Le financement du service universel est assuré, grâce à la mise en place du fonds de compensation, tout comme celui de l'accessibilité bancaire, puisque la loi de 2008 précise la manière dont sont financées les obligations liées aux spécificités du livret A de la Banque postale. Quant au financement de la presse, l'État, la presse et La Poste ont décidé ensemble d'annuler le déficit de 400 millions d'euros jusqu'à l'année 2015.
La présence postale sur tout le territoire est en partie financée par une exonération de taxe professionnelle. Or, cette compensation doit à l'évidence être reconfigurée. Pour mener à bien cette mission, nous disposons de 140 millions d'euros, mais nous estimons à 260 millions d'euros la ressource nécessaire à l'horizon 2010. Reste donc à trouver 120 millions d'euros pour mettre en place une présence pérenne et garantie, c'est-à-dire indépendante de la fiscalité, et qui couvre la totalité des surcoûts, étant entendu que ceux-ci seront vérifiés par d'autres instances que La Poste – ingénieurs des Mines ou inspecteurs des finances. En liaison avec l'Association des maires de France et l'Association des maires ruraux, nous veillerons à mettre en place des mécanismes propres à garantir la présence pérenne de La Poste sur l'ensemble du territoire.
Les droits et statuts des personnels de La Poste seront intégralement maintenus, conformément aux dispositions du projet de loi. Sur ce point, l'exemple de France Télécom devrait vous rassurer. Pour autant, messieurs les députés, je vous invite à inscrire dans la loi l'obligation de mettre en place une convention collective, car il est indispensable de vérifier que la concurrence, dans un contexte d'ouverture des marchés, ne s'exerce pas au détriment des salariés.

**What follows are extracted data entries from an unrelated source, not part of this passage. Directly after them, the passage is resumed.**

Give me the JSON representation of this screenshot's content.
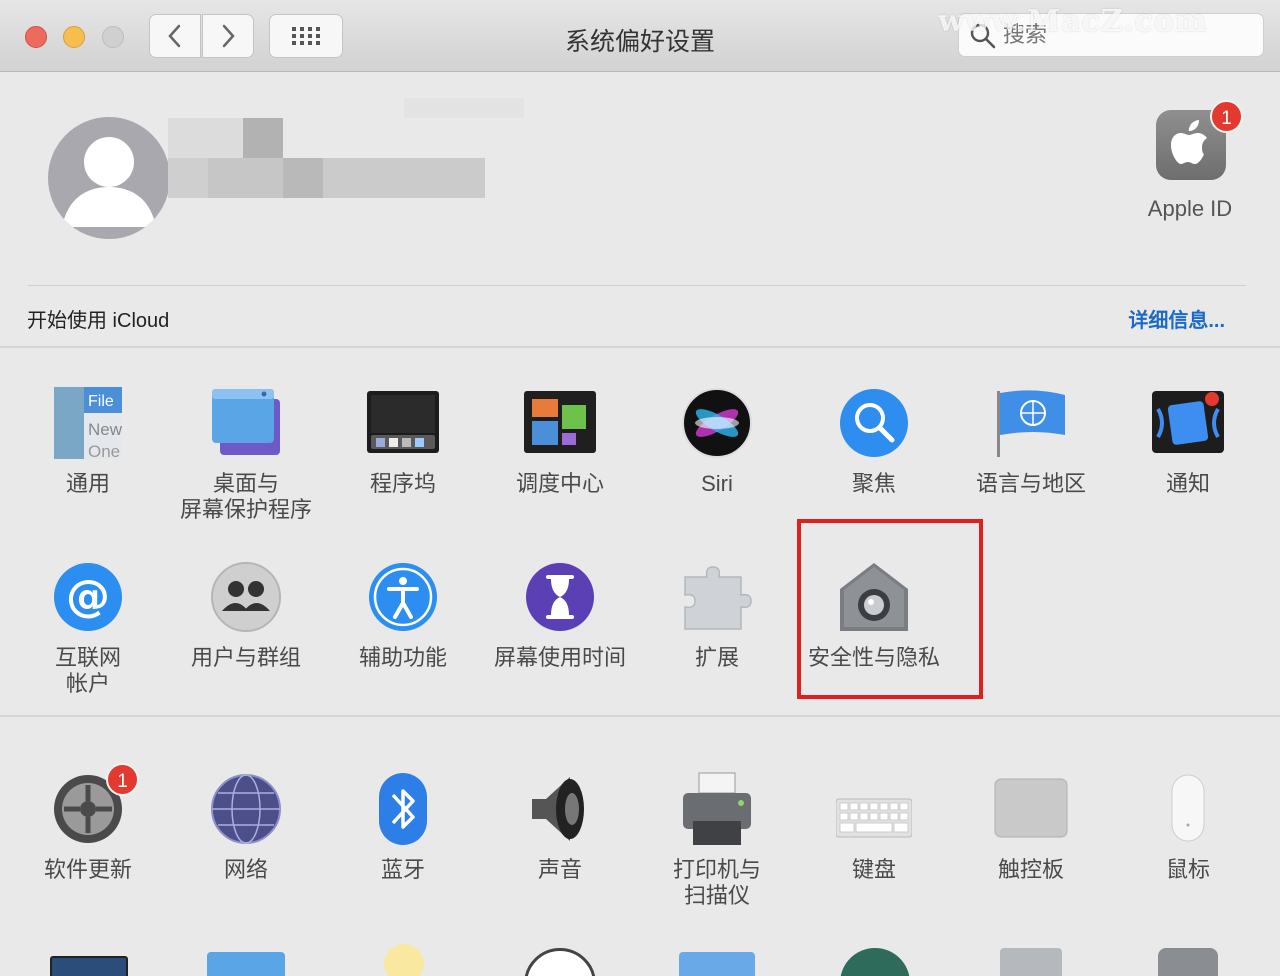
{
  "window": {
    "title": "系统偏好设置",
    "search_placeholder": "搜索",
    "watermark": "www.MacZ.com"
  },
  "account": {
    "apple_id_label": "Apple ID",
    "apple_id_badge": "1",
    "icloud_label": "开始使用 iCloud",
    "icloud_link": "详细信息..."
  },
  "row1": [
    {
      "label": "通用",
      "icon": "general-icon"
    },
    {
      "label": "桌面与\n屏幕保护程序",
      "icon": "desktop-icon"
    },
    {
      "label": "程序坞",
      "icon": "dock-icon"
    },
    {
      "label": "调度中心",
      "icon": "mission-control-icon"
    },
    {
      "label": "Siri",
      "icon": "siri-icon"
    },
    {
      "label": "聚焦",
      "icon": "spotlight-icon"
    },
    {
      "label": "语言与地区",
      "icon": "language-region-icon"
    },
    {
      "label": "通知",
      "icon": "notifications-icon"
    }
  ],
  "row2": [
    {
      "label": "互联网\n帐户",
      "icon": "internet-accounts-icon"
    },
    {
      "label": "用户与群组",
      "icon": "users-groups-icon"
    },
    {
      "label": "辅助功能",
      "icon": "accessibility-icon"
    },
    {
      "label": "屏幕使用时间",
      "icon": "screen-time-icon"
    },
    {
      "label": "扩展",
      "icon": "extensions-icon"
    },
    {
      "label": "安全性与隐私",
      "icon": "security-privacy-icon"
    }
  ],
  "row3": [
    {
      "label": "软件更新",
      "icon": "software-update-icon",
      "badge": "1"
    },
    {
      "label": "网络",
      "icon": "network-icon"
    },
    {
      "label": "蓝牙",
      "icon": "bluetooth-icon"
    },
    {
      "label": "声音",
      "icon": "sound-icon"
    },
    {
      "label": "打印机与\n扫描仪",
      "icon": "printers-scanners-icon"
    },
    {
      "label": "键盘",
      "icon": "keyboard-icon"
    },
    {
      "label": "触控板",
      "icon": "trackpad-icon"
    },
    {
      "label": "鼠标",
      "icon": "mouse-icon"
    }
  ],
  "general_icon_text": {
    "line1": "File",
    "line2": "New",
    "line3": "One"
  },
  "colors": {
    "highlight": "#e0201f",
    "link": "#1b6ac9",
    "badge": "#e4392f"
  }
}
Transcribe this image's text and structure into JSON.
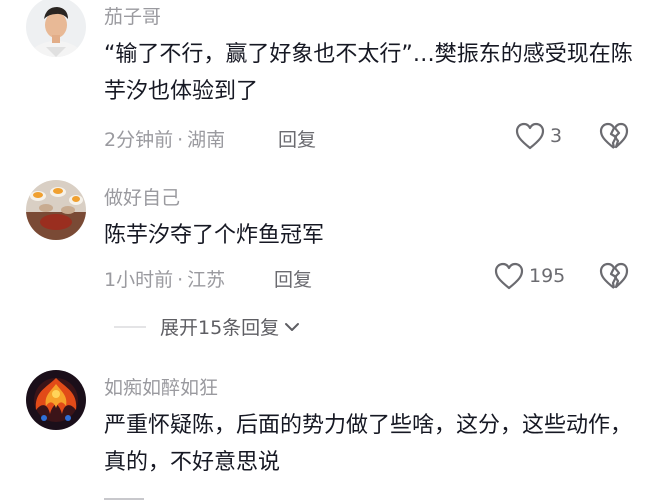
{
  "comments": [
    {
      "username": "茄子哥",
      "text": "“输了不行，赢了好象也不太行”…樊振东的感受现在陈芋汐也体验到了",
      "time": "2分钟前",
      "location": "湖南",
      "reply_label": "回复",
      "likes": "3"
    },
    {
      "username": "做好自己",
      "text": "陈芋汐夺了个炸鱼冠军",
      "time": "1小时前",
      "location": "江苏",
      "reply_label": "回复",
      "likes": "195",
      "expand_replies": "展开15条回复"
    },
    {
      "username": "如痴如醉如狂",
      "text": "严重怀疑陈，后面的势力做了些啥，这分，这些动作，真的，不好意思说"
    }
  ],
  "colors": {
    "secondary_text": "#9a9a9f",
    "primary_text": "#161823",
    "icon": "#6b6b70"
  },
  "icons": {
    "like": "heart-outline-icon",
    "dislike": "broken-heart-icon",
    "expand": "chevron-down-icon"
  }
}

Le recours à l'actionnariat salarié qui sera proposé aux postiers est inédit dans une entreprise de cette taille, mais la formule est intéressante en ce qu'elle permettra aux personnels d'être partie prenante des performances et de la création de valeur au sein de l'entreprise, renforçant leur motivation. Si La Poste parvient à résoudre les problèmes complexes qui en résulteront, du fait du nombre très élevé de salariés, elle jouera en la matière un rôle de pionnier.
Le projet de loi a deux objets : la transposition de la troisième directive, qui porte exclusivement sur le service universel du courrier, et l'évolution du statut de l'entreprise dans le respect de ses missions de service public. A La Poste, nous souhaitons que les dispositions législatives et réglementaires interviennent de façon à permettre à notre groupe de changer de statut avant le 1er janvier 2010.